Sauvés par la caméra d’une petite épicerie

Sur leur procès-verbal, les policiers accablent les interpellés. Heureusement pour les victimes, d’autres caméras permettent de rétablir la vérité. “Des vidéos sauvent les deux victimes”, confie une source judiciaire, qui confirme le contrôle de police “arbitraire” et “violent”. Depuis l’épicerie d’à côté, une caméra a capté toute l’intervention policière, et confirme la version des deux victimes de violences policières.

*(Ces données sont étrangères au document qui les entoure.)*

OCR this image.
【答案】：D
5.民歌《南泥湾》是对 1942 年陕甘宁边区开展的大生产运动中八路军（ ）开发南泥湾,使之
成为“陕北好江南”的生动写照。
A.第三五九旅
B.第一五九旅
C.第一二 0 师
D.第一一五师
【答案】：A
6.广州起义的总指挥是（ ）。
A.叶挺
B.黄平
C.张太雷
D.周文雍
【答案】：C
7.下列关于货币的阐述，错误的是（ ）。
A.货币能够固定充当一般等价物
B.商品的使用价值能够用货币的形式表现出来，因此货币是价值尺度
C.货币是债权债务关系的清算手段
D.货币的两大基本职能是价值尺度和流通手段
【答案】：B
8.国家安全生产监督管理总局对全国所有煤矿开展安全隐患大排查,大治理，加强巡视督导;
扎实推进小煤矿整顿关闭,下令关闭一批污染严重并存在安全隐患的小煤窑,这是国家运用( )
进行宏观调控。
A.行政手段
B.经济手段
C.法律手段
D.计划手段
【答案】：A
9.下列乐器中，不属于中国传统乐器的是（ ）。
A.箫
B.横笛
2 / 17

L’enquête de l’IGPN démontrera ensuite que “le contrôle d’identité et l’interpellation n’étaient aucunement justifiés et qu’au moment du contrôle ils étaient parfaitement calmes à l’arrivée des policiers”.

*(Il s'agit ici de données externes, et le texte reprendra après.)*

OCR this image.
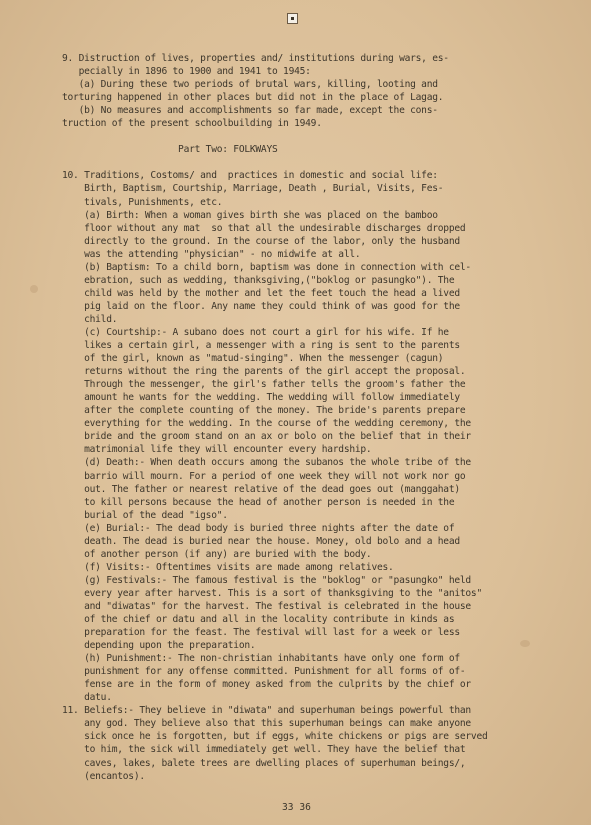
9. Distruction of lives, properties and/ institutions during wars, es-
pecially in 1896 to 1900 and 1941 to 1945:
(a) During these two periods of brutal wars, killing, looting and
torturing happened in other places but did not in the place of Lagag.
(b) No measures and accomplishments so far made, except the cons-
truction of the present schoolbuilding in 1949.
Part Two: FOLKWAYS
10. Traditions, Costoms/ and  practices in domestic and social life:
Birth, Baptism, Courtship, Marriage, Death , Burial, Visits, Fes-
tivals, Punishments, etc.
(a) Birth: When a woman gives birth she was placed on the bamboo
floor without any mat  so that all the undesirable discharges dropped
directly to the ground. In the course of the labor, only the husband
was the attending "physician" - no midwife at all.
(b) Baptism: To a child born, baptism was done in connection with cel-
ebration, such as wedding, thanksgiving,("boklog or pasungko"). The
child was held by the mother and let the feet touch the head a lived
pig laid on the floor. Any name they could think of was good for the
child.
(c) Courtship:- A subano does not court a girl for his wife. If he
likes a certain girl, a messenger with a ring is sent to the parents
of the girl, known as "matud-singing". When the messenger (cagun)
returns without the ring the parents of the girl accept the proposal.
Through the messenger, the girl's father tells the groom's father the
amount he wants for the wedding. The wedding will follow immediately
after the complete counting of the money. The bride's parents prepare
everything for the wedding. In the course of the wedding ceremony, the
bride and the groom stand on an ax or bolo on the belief that in their
matrimonial life they will encounter every hardship.
(d) Death:- When death occurs among the subanos the whole tribe of the
barrio will mourn. For a period of one week they will not work nor go
out. The father or nearest relative of the dead goes out (manggahat)
to kill persons because the head of another person is needed in the
burial of the dead "igso".
(e) Burial:- The dead body is buried three nights after the date of
death. The dead is buried near the house. Money, old bolo and a head
of another person (if any) are buried with the body.
(f) Visits:- Oftentimes visits are made among relatives.
(g) Festivals:- The famous festival is the "boklog" or "pasungko" held
every year after harvest. This is a sort of thanksgiving to the "anitos"
and "diwatas" for the harvest. The festival is celebrated in the house
of the chief or datu and all in the locality contribute in kinds as
preparation for the feast. The festival will last for a week or less
depending upon the preparation.
(h) Punishment:- The non-christian inhabitants have only one form of
punishment for any offense committed. Punishment for all forms of of-
fense are in the form of money asked from the culprits by the chief or
datu.
11. Beliefs:- They believe in "diwata" and superhuman beings powerful than
any god. They believe also that this superhuman beings can make anyone
sick once he is forgotten, but if eggs, white chickens or pigs are served
to him, the sick will immediately get well. They have the belief that
caves, lakes, balete trees are dwelling places of superhuman beings/,
(encantos).
33 36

“S’ils n’avaient pas eu la chance que les faits dont ils ont été victimes se produisent sous l’oeil de la caméra d’un commerce, ils auraient été probablement poursuivis, condamnés, voire incarcérés, à tort”, déplore Me Raffaëlle Guy, avocate des deux hommes. “Il est terrifiant de se dire que pendant des années, des fonctionnaires de police ont pu mentir, truquer, insulter, falsifier, voler et violenter en tout impunité!” Pour l’avocate, “ces pratiques, qui n’étaient manifestement pas isolées au sein de la CSI 93, ont contribué à tromper l’institution judiciaire, qui a ainsi pu condamner des justiciables innocents”. 

Sollicités par l’AFP, les avocats des quatre prévenus n’ont pas souhaité faire de commentaire.

Agés de 35 à 43 ans, les policiers seront jugés devant la 14e chambre correctionnelle de Bobigny à partir de 10h00. Placés sous contrôle judiciaire qui leur interdit d’exercer leur fonction de policier, ils sont depuis juillet 2020 sous le coup d’une mesure de privation de leur traitement, selon la préfecture de police de Paris.   

L’ancien patron de la CSI 93 à la tête de la BRAV-M

Cette affaire s’inscrit dans le vaste scandale qui touche la CSI 93, unité aux méthodes controversées visée par une quinzaine d’enquêtes depuis 2019 et deux procès à venir. “La difficulté dans ces dossiers, c’est que les victimes ne parlent pas”, a indiqué à l’AFP Loïc Pageot, procureur-adjoint de Bobigny, en charge des dossiers impliquant les policiers de la Seine-Saint-Denis.

Promise à la dissolution par le préfet de police de l’époque, Didier Lallement, la compagnie a été finalement réorganisée et replacée sous l’autorité de la CSI de Paris. Son ancien patron, lui, a pris le commandement du service spécialisé du maintien de l’ordre circulant à moto, la BRAV-M.